By the way, it should also be stated that many events that were considered as domestic revolts in previous periods turned into an international problem. Therefore, many events such as the Montenegro uprising, Serbian uprising and Crete uprising can be analyzed within the framework of external affairs. We can say that the most important ones of these political events of Abdülaziz era were the Montenegro and Serbian uprisings. The Montenegro uprising, which was amplified by especially the spark of the nationalism movement that spread in Europe and Ottoman Balkans after the 1789 French Revolution and by the support of European countries, started before the reign of Abdülaziz and was concluded with a protocol (1858), however because Montenegro covertly helped the rebels during the Herzegovina uprising it blazed up again. Nevertheless, the Montenegro uprising that took place during the first years of the reign of Abdülaziz was more easily and effectively repressed as a result of the fact that the Western countries did not intervene in it.

Another uprising was the Herzegovina uprising. The uprising, which started as a result of Christian villagers’ reaction against the big landholders and villagers’ unwillingness to pay taxes, spread quickly with the provocation of Hungarians who were against Russia and Austria. Although, at the end of the year 1875, the government wanted to repress the uprising by publishing an imperial order that promised certain privileges, there wasn’t any positive response to these attempts. Other states such as England, France and Russia intervened in the issue and sent a diplomatic note to Istanbul. Although Istanbul accepted this diplomatic note, the uprising did not come to an end because of the provocation of Russia and it even spread to Serbia and Bulgaria (1876). The fact that French and German consuls were killed in Thessalonica resulted in the uprisings getting out of the control of Ottoman Empire and thus the great powers intervened in the issue. When the Berlin Memorandum that was jointly prepared by Germany, Austria and Russia was about to be communicated to Istanbul, Abdülaziz was dethroned.

One of the other important uprisings in the era of Abdülaziz was the Serbia uprising which was also in the same region. Serbians, who supported the uprisings in Montenegro, actually intended to found the Great Serbian Kingdom in 1860s. The fact that Russia and France supported the rebels made it impossible to get the uprisings under control. Hence, in 1861, Serbians made a move to remove the Turkish people along with the Turkish soldiers from the Serbia and they marched on Belgrade in 1862. European countries took action upon these events and they dictated the Istanbul Protocol to Ottoman Empire. According to this protocol, Ottoman Empire had to remove its soldiers from certain forts in Serbia and accept the removal of the Turks from the region (except from Belgrade and some forts).

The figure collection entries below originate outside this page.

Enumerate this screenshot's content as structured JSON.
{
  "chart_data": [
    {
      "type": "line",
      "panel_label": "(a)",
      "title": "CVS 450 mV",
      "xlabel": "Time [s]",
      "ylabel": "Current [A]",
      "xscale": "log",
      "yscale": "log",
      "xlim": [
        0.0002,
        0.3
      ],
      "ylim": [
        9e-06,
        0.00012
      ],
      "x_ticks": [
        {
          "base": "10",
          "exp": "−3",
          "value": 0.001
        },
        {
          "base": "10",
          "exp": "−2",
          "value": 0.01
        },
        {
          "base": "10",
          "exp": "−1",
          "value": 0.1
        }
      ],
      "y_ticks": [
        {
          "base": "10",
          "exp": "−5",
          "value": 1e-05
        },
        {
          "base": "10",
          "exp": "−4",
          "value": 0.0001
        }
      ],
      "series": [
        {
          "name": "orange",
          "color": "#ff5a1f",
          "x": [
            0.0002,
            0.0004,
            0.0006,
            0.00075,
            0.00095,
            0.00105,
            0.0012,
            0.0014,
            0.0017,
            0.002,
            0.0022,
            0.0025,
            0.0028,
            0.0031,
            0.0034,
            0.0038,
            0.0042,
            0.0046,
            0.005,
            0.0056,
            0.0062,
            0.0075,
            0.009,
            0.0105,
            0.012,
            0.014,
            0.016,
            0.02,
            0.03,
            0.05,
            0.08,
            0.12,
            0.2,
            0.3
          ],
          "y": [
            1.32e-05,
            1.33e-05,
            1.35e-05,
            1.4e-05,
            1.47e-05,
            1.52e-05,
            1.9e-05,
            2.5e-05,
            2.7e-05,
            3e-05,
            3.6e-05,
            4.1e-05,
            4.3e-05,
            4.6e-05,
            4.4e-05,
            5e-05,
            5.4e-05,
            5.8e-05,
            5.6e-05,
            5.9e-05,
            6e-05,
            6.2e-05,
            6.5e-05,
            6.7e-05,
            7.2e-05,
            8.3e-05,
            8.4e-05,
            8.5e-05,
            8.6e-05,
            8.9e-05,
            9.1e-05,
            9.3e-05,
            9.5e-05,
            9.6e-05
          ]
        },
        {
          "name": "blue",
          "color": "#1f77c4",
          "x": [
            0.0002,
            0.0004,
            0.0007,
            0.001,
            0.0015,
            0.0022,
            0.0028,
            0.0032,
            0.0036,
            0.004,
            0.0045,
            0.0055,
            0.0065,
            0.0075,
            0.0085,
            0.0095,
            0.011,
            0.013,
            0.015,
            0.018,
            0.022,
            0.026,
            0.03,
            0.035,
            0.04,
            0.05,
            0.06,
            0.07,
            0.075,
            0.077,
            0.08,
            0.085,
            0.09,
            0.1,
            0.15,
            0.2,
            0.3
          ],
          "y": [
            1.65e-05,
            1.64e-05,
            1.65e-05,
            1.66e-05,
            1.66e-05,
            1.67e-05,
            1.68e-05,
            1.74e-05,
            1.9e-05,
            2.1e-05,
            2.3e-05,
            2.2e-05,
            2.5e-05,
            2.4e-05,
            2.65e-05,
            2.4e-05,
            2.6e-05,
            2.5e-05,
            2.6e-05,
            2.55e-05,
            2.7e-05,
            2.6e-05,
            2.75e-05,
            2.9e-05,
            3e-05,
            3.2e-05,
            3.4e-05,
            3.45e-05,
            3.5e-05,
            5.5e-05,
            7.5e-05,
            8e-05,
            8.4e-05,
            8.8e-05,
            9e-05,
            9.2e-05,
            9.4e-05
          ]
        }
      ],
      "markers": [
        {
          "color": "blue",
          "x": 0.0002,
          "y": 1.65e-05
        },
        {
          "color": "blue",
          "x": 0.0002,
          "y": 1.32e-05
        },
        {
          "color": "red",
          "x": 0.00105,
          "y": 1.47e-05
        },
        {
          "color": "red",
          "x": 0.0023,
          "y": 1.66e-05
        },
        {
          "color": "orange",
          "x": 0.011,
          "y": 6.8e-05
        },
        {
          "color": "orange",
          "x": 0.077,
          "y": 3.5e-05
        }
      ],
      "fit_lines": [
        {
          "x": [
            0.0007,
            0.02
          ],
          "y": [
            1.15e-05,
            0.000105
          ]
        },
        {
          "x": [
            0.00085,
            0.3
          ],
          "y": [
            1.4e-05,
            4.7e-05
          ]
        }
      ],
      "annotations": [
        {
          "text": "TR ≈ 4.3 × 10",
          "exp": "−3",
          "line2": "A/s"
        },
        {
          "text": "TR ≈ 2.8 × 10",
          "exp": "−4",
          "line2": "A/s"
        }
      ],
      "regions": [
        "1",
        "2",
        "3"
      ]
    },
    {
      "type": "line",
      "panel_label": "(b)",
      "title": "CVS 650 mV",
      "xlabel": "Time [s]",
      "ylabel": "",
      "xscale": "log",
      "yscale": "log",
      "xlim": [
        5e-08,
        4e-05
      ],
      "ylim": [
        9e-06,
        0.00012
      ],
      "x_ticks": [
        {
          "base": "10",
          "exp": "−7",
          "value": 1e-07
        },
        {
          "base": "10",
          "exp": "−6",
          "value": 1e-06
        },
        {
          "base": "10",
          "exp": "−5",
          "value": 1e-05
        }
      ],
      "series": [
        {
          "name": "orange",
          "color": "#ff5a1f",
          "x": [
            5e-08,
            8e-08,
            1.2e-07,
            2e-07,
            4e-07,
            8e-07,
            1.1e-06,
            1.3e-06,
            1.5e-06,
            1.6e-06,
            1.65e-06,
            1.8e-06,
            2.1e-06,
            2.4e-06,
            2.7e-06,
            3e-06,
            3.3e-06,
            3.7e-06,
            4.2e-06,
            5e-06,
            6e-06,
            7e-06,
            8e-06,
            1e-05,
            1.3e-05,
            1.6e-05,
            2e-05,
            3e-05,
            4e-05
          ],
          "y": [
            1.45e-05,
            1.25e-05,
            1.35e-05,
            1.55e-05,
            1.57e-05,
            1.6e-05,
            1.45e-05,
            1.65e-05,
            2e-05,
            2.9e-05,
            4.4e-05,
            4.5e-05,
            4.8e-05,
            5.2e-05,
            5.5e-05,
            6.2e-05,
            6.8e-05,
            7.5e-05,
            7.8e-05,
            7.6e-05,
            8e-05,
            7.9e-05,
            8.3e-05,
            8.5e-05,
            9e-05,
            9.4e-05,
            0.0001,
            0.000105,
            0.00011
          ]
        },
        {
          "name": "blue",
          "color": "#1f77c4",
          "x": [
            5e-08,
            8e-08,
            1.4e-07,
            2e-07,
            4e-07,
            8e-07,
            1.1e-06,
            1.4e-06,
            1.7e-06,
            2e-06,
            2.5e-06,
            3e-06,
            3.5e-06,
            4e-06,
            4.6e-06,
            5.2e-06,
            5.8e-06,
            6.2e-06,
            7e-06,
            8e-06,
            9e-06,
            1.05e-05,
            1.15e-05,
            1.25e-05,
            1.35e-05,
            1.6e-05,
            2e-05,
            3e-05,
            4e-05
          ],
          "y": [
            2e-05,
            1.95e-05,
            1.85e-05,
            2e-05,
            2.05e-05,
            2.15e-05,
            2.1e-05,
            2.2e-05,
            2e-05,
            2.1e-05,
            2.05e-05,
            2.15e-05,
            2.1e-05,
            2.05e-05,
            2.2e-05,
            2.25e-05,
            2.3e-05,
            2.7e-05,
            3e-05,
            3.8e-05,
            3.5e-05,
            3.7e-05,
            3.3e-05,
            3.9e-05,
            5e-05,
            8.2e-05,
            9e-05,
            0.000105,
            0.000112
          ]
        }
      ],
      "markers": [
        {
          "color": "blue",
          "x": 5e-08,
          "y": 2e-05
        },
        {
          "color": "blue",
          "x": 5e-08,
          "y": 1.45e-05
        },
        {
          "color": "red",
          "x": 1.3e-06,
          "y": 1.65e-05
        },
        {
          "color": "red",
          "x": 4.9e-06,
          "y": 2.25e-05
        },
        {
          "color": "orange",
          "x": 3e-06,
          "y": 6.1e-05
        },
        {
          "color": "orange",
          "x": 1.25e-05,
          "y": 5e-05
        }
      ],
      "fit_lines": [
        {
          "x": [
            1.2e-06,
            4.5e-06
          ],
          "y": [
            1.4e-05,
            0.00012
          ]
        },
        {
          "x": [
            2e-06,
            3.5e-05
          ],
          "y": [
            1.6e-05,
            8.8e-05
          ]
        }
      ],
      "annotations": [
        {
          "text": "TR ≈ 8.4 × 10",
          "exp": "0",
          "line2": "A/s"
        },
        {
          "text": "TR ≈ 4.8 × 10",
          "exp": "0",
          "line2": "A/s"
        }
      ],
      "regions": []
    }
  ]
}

The wrong Ottoman policy, which was pursued after the Europe trip of Sultan Abdülaziz and which was based on granting capitulations to Europeans in order to establish good affairs with them, caused Crete to be shaken with uprisings as well. In 1867, joining of Crete to Greece was rejected for the time being and the dust settled as Crete was given a special statue. Sultan Abdülaziz was toppled from the throne with coup d’état on May 30th, 1876. On June 4th, 1876, he was found dead with his wrists cut in Feriye Palaces, where he was kept under custody.